Aku memandang Reno yang sedang
mengambil daun bunga sepatu. Katanya cairan yang ada di dalam bunga itu bisa
diminum. Ketika aku mencobanya, rasanya sangat manis sekali.
Baiklah. Ketika aku melihat
Reno tertawa, entah kenapa aku merasa beruntung telah lahir ke dunia ini
sebagai sosok Theo Greyson. I mean, aku
beruntung mempunyai wajah seperti ini karena dengan wajah inilah Zaki dan Reno
sepertinya menyukaiku. Kalau dipikir secara logika, rasanya tidak mungkin aku
disukai oleh dua cowok secara bersamaan. Terkesan muluk-muluk dan terlalu
dipaksakan. Tapi apa yang kurasakan sekarang adalah kenyataan.
Kenapa aku berkata Reno
menyukaiku? Meskipun aku sering melihat tingkah bodohnya, bukan berarti aku
tidak bisa menilai bagaimana cara dia berpikir. Buktinya, dia menciumku tadi di
rumah kayu. Ciuman liar sama sepertiku. Ciuman mendamba dan ciuman bukan hanya
sekedar ingin 'latihan' seperti yang dia katakan.
Bukti lainnya, aku menjumpai
p*nisnya menegang ketika kusentuh. Penis kecilnya yang seperti cengek itu
terasa keras. Jadi, dia Gay juga kan? Maka dari itu aku berkata, aku beruntung
telah terlahir menjadi sosok Theo Greyson.

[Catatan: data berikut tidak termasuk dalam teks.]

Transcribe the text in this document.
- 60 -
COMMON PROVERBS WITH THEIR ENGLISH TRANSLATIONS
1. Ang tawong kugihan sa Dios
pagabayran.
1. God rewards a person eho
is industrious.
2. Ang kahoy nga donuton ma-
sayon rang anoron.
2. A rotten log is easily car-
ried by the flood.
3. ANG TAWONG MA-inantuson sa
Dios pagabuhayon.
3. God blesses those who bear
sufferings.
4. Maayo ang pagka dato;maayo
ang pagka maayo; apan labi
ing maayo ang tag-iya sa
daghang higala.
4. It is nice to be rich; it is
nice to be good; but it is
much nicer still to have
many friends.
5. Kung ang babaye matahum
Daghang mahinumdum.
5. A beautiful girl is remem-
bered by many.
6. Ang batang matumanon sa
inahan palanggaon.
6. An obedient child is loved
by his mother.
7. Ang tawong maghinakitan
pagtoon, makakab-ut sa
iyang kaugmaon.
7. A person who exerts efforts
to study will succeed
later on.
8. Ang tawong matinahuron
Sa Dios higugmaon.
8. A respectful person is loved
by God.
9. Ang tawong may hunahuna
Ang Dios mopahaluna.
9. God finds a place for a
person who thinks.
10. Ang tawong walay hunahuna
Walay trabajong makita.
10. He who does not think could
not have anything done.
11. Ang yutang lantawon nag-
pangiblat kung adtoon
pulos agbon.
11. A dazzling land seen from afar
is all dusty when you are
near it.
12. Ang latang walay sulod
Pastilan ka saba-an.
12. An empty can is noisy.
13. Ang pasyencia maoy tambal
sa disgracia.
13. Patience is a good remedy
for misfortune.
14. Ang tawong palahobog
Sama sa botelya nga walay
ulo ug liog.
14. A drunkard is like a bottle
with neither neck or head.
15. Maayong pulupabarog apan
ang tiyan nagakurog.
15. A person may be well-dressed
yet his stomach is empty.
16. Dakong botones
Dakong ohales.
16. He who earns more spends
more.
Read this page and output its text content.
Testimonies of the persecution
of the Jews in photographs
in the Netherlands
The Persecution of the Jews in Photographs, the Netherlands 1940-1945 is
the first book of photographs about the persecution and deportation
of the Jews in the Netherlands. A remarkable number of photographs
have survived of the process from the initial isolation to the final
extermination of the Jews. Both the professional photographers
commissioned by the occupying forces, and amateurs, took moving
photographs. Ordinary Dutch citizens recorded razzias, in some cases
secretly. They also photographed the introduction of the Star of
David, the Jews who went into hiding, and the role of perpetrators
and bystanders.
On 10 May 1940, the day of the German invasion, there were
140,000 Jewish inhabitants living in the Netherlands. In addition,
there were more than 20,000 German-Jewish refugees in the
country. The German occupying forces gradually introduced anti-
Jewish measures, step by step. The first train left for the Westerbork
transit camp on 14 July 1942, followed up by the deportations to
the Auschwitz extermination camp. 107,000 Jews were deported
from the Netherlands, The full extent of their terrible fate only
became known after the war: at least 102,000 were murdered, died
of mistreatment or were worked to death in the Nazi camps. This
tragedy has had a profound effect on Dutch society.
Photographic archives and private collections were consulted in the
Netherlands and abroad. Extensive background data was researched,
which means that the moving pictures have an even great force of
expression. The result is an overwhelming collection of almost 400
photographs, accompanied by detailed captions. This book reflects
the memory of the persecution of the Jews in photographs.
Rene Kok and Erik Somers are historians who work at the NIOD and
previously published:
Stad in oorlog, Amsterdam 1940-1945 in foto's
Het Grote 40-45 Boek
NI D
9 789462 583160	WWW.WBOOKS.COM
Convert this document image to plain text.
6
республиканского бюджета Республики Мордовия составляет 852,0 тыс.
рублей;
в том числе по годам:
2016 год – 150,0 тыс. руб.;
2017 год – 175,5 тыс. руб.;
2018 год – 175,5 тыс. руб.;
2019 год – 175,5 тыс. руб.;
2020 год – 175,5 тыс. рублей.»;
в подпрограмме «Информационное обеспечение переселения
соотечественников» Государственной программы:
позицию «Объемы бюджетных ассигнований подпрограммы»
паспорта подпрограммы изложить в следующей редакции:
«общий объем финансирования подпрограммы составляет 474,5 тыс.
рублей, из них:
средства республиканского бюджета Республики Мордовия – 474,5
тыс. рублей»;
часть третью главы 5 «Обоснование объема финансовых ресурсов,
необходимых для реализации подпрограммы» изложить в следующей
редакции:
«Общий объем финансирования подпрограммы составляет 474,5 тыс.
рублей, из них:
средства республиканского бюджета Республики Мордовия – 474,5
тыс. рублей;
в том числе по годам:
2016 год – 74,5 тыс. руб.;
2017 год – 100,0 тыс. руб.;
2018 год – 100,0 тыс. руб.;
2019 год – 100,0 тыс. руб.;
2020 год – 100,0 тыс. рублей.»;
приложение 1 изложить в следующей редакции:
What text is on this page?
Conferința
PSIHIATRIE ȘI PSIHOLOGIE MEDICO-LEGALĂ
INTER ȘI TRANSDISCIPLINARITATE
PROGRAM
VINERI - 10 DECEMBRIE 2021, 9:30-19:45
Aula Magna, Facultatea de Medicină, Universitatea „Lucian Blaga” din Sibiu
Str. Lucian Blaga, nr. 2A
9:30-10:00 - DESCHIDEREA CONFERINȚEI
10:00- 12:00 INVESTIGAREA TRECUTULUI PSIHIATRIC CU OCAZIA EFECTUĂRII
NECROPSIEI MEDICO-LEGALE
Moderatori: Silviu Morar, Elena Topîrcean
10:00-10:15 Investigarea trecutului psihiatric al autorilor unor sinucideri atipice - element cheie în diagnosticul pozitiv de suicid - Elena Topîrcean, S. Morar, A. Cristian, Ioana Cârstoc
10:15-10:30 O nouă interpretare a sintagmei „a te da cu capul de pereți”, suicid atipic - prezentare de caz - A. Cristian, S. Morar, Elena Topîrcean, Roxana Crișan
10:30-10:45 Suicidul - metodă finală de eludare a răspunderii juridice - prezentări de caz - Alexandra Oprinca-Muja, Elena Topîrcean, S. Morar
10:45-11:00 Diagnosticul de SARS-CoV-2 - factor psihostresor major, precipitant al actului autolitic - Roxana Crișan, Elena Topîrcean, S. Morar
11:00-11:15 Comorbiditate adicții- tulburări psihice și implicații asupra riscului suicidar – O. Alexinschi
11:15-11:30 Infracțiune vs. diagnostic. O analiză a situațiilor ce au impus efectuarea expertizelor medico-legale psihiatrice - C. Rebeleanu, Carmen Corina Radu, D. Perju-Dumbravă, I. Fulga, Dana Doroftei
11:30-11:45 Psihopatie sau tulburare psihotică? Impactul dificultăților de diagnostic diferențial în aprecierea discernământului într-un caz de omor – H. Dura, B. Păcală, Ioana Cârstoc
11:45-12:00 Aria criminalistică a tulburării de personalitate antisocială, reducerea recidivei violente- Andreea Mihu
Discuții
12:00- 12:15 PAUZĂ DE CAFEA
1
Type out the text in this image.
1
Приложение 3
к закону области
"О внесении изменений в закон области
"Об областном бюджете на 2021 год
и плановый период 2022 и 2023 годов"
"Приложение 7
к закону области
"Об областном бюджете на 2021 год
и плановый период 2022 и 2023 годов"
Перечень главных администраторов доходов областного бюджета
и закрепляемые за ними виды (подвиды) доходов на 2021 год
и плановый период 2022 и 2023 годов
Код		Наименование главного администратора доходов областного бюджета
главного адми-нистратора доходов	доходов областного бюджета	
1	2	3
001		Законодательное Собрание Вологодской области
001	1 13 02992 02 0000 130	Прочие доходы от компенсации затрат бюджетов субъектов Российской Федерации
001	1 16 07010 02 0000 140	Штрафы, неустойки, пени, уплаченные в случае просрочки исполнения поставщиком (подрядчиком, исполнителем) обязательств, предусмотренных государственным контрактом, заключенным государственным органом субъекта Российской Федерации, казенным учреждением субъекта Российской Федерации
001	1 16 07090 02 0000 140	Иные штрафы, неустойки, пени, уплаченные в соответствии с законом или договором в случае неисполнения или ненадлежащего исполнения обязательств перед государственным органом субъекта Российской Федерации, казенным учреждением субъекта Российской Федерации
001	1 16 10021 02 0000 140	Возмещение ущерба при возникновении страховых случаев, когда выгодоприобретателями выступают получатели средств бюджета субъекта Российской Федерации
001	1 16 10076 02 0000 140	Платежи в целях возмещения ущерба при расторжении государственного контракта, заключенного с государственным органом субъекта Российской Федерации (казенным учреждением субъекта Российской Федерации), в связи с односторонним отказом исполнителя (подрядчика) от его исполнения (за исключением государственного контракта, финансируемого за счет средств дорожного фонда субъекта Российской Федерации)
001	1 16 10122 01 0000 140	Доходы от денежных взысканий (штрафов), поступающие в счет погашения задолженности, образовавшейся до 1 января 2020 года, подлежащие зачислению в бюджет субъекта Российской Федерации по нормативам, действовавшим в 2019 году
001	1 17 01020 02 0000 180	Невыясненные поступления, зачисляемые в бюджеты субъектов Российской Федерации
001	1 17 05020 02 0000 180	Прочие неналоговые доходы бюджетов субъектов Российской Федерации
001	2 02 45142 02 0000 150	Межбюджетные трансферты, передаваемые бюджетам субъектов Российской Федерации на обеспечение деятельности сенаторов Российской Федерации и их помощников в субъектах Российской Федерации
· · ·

Tidak! Kurasa setiap orang
punya kelebihan masing-masing yang patut disyukuri. Kuralat perkataanku, aku
bahagia telah terlahir ke dunia ini. Bagaimaba
tidak? Pria yang kucintai--sekarang aku mulai terbiasa menjadikannya sebagai
pria yang kucintai--dan dia juga menyukaiku. Memang Reno tidak pernah dia
menyukaiku, tetapi aku tahu sikapnya berkata seperti itu. Aku sangat yakin
seyakin-yakinnya.
Hanya tinggal menunggu waktu
saja, aku akan menyatakan perasaanku pada Reno. Aku berharap, sampai waktunya
tiba, dia bisa melihat diriku bukan dari sisi pertemanan, tetapi lebih. Aku tak
akan memintanya menjadi pacarku, dia sudah dimiliki seseorang. Jujur aku sedih
karenanya. Tetapi apa boleh buat? Jika pada akhirnya dia lebih memilih pacarnya
aku siap. Tetapi jika pada akhirnya dia lebih memilihku, kurasa aku tak bisa
mengenyahkan rasa bersalahku pada Enok.
"Makasih ya
latihannya," dasar bodoh. Aku tahu apa maksud dibalik itu semua. Tetapi
jika aku jadi Reno, kurasa aku akan berperilaku kayak dia. Beralasan dan
beralasan. Tetapi ada yang aneh dengan Reno hari ini. Dia tidak banyak bicara,
tidak juga bertingkah aneh. Mendadak dia jadi orang yang kalem. Mungkinkah
karena efek capek berlari? Kurasa iya.
Hal itu berlangsung selama
seminggu. Ketika bertemu denganku, dia bicara hanya seperlunya saja. Apakah aku
berbuat salah padanya? Ah, aku tahu. Reno pasti sedang mempertanyakan soal
orientasinya. Dan yang perlu aku lakukan adalah mendiamkannya. Nanti juga dia
bakal balik lagi kayak Reno yang aku kenal. Harus begitu. Jika tidak, aku
kugampar dia sampai mampus.
Malam ini aku kebagian meronda
bersama Pak Sugih dan Pak Haris. "Tolong belikan Bapak rokok dong Nak,
Grey." Aku mengangguk.
"Tutup," lirihku
pelan. Aku berjalan menuju lapang desa, kalau nggak salah di sana ada warung
yang buka sampai jam 2 dini hari. Setelah kucek ternyata memang benar.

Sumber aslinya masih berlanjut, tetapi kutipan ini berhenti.